Breakfast (50 g of protein)
- Allo Protein Powder In Coffee (10 g of Protein)
- Tofu Scramble + High Protein Bread (40 g of Protein)
- 1 package Allo Protein Powder For Hot Coffee
- 240 ml Coffee
- 16 Oz Extra Firm Tofu
- 1/2 Red Onion
- 1 Red Pepper Sliced
- 4 Cup Kale
- 1 Tsp Garlic Powder
- 1 Tsp Ground Cumin
- 0.5 Tsp Chili Powder
- 0.5 Tsp Turmeric
Pat tofu dry and roll in a clean, absorbent towel with something heavy on top, such as a cast-iron skillet, for 15 minutes.
While tofu is draining, prepare sauce by adding dry spices to a small bowl and adding enough water to make a pourable sauce. Set aside.
Prep veggies and warm a large skillet over medium heat. Once hot, add olive oil and the onion and red pepper. Season with a pinch each salt and pepper and stir. Cook until softened – about 5 minutes.
Add kale, season with a bit more salt and pepper, and cover to steam for 2 minutes.
In the meantime, crumble the tofu with a fork into bite-sized pieces.
Use a spatula to move the veggies to one side of the pan and add tofu. Sauté for 2 minutes, then add sauce, pouring it mostly over the tofu and a little over the veggies. Stir immediately, evenly distributing the sauce. Cook for another 5-7 minutes until tofu is slightly browned.

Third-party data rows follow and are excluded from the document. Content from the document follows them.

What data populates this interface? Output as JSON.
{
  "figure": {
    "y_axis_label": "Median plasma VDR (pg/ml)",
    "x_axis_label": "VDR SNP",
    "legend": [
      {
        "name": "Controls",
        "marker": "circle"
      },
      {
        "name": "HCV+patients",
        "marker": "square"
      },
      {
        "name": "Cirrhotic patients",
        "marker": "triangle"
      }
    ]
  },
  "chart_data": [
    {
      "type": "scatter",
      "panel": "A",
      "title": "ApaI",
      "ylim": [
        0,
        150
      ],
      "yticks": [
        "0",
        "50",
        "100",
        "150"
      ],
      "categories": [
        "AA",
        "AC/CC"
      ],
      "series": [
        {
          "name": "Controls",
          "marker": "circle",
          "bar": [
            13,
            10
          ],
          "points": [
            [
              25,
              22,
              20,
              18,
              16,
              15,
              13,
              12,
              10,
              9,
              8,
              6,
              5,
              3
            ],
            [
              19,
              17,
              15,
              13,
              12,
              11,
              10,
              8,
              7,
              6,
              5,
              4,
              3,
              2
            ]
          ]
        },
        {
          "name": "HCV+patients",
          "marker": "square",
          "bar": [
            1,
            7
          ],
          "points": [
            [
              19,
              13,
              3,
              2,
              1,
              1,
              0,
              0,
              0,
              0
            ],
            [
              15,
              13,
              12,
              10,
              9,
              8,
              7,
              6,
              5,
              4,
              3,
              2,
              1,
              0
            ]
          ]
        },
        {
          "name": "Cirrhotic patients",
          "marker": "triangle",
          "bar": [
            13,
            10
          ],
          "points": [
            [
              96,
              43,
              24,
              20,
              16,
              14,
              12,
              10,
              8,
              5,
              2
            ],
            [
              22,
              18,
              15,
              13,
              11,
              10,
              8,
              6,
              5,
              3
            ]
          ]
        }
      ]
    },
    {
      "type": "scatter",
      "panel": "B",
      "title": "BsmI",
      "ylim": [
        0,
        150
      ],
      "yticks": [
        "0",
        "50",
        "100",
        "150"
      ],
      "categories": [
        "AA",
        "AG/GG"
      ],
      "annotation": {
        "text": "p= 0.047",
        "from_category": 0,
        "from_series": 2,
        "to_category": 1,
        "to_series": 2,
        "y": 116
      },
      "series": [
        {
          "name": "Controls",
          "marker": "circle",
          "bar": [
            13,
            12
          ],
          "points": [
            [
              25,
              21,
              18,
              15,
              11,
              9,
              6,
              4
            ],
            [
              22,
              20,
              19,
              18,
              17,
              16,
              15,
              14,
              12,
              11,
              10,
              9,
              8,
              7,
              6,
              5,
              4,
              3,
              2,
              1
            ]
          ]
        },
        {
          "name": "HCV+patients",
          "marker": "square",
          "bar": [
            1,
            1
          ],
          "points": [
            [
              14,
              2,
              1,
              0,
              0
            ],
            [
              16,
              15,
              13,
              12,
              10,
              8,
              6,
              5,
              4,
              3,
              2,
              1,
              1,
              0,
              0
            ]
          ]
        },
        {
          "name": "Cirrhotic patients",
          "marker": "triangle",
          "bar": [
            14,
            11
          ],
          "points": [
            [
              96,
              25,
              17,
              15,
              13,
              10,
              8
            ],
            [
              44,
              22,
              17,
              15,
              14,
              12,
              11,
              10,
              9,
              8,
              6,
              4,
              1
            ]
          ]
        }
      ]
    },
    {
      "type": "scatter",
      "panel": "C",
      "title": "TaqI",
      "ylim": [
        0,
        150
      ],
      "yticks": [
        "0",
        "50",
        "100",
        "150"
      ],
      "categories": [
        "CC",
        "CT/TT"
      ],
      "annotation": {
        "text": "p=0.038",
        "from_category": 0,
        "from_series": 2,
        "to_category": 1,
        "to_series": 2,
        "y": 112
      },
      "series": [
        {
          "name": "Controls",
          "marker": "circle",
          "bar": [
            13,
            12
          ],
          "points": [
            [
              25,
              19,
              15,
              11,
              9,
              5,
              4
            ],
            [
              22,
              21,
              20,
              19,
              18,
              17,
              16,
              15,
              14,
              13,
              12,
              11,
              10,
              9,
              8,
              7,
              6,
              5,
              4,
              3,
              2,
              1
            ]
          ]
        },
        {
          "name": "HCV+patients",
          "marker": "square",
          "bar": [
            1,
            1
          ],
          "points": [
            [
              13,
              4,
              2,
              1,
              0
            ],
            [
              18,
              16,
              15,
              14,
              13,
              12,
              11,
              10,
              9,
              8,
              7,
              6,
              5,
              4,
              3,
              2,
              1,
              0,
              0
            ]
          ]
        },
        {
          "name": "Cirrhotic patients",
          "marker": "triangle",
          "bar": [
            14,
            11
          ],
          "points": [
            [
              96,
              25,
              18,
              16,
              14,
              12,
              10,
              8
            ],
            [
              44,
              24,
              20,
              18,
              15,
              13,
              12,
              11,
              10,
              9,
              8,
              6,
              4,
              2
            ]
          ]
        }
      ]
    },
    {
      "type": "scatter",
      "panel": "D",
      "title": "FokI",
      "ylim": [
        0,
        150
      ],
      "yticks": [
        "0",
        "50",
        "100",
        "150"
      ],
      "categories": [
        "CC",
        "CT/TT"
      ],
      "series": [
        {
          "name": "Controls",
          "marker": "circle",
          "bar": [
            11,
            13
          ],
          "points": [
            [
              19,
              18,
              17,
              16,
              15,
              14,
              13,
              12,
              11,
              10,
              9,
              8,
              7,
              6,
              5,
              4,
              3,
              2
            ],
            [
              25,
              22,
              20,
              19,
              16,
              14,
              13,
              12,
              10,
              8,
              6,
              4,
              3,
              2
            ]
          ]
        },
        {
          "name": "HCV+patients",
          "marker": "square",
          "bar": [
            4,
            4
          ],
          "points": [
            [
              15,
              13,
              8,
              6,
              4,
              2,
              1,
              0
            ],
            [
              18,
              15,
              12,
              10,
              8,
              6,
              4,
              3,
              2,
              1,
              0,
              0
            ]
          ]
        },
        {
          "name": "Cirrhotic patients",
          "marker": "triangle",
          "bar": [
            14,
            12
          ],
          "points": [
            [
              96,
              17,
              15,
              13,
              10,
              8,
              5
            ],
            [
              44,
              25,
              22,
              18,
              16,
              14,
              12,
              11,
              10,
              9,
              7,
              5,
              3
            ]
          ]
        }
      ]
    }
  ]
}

Serve with high protein bread and enjoy!
Snacks (12 grams of Protein)
- 1/2 Cup Roasted Chickpeas (6 g of Protein)
- 1/4 Cup of Pistachios + 1 Apple (6 g of Protein )
Lunch (27 g of protein)
Baked Chickpea Pasta
- 3-4 cups cherry tomatoes
- 1 red pepper sliced
- 8 oz chickpea pasta dried
- 1/2 cup sundried tomatoes
- 1 tbsp olive oil
- 4 cloves garlic peeled and minced
- 1/2 cup hummus
- 1 tsp dried basil
Preheat the oven to 400F, then in a large baking dish, add in your cherry tomatoes, garlic cloves, red pepper, sun-dried tomatoes and 1 tsp of olive oil and toss to combine.
Make a well in the center of your baking dish and add in your hummus. Top the hummus with the dry basil, oregano and the remaining olive oil, then place in the oven to bake for 30-40 minutes or until tomatoes are blistered and juicy.
Meanwhile, cook pasta according to package directions.
Once the veggies and hummus are cooked, carefully with a fork mash your tomatoes and garlic to fully release all of their juices, then mix into the hummus to get a thicker sauce. Mix in cooked pasta and enjoy.
Dinner (25 g of protein)
Tempeh Quinoa Stir Fry
- 1.5 cup Quinoa cooked
- 1/2 cup Balsamic Vinegar
- 1/4 cup Dijon Mustard
- 1/4 cup Veggie Broth
- 1 tbsp Garlic powder
- 1 tbsp Basil
- 18 oz Tempeh
- 1/2 Onion sliced
- 3 cups Broccoli Florets
- 1 cup Edamame
- 1/2 head Cauliflower chopped
Mix together the balsamic vinegar, Dijon mustard, vegetable broth, garlic and oregano in a bowl. Add the tempeh/tofu and marinate for at least 20 minutes.
Preheat oven to 350 F.
Add the prepared veggies to a baking sheet lined with parchment paper. Once the tempeh is done marinating, add it to the parchment-lined baking sheet as well. Add the extra marinade to the veggies.
Roast for about 24 to 26 minutes, turning the tempeh and stirring the vegetables halfway through. Top quinoa with roasted tempeh and veggies. Enjoy!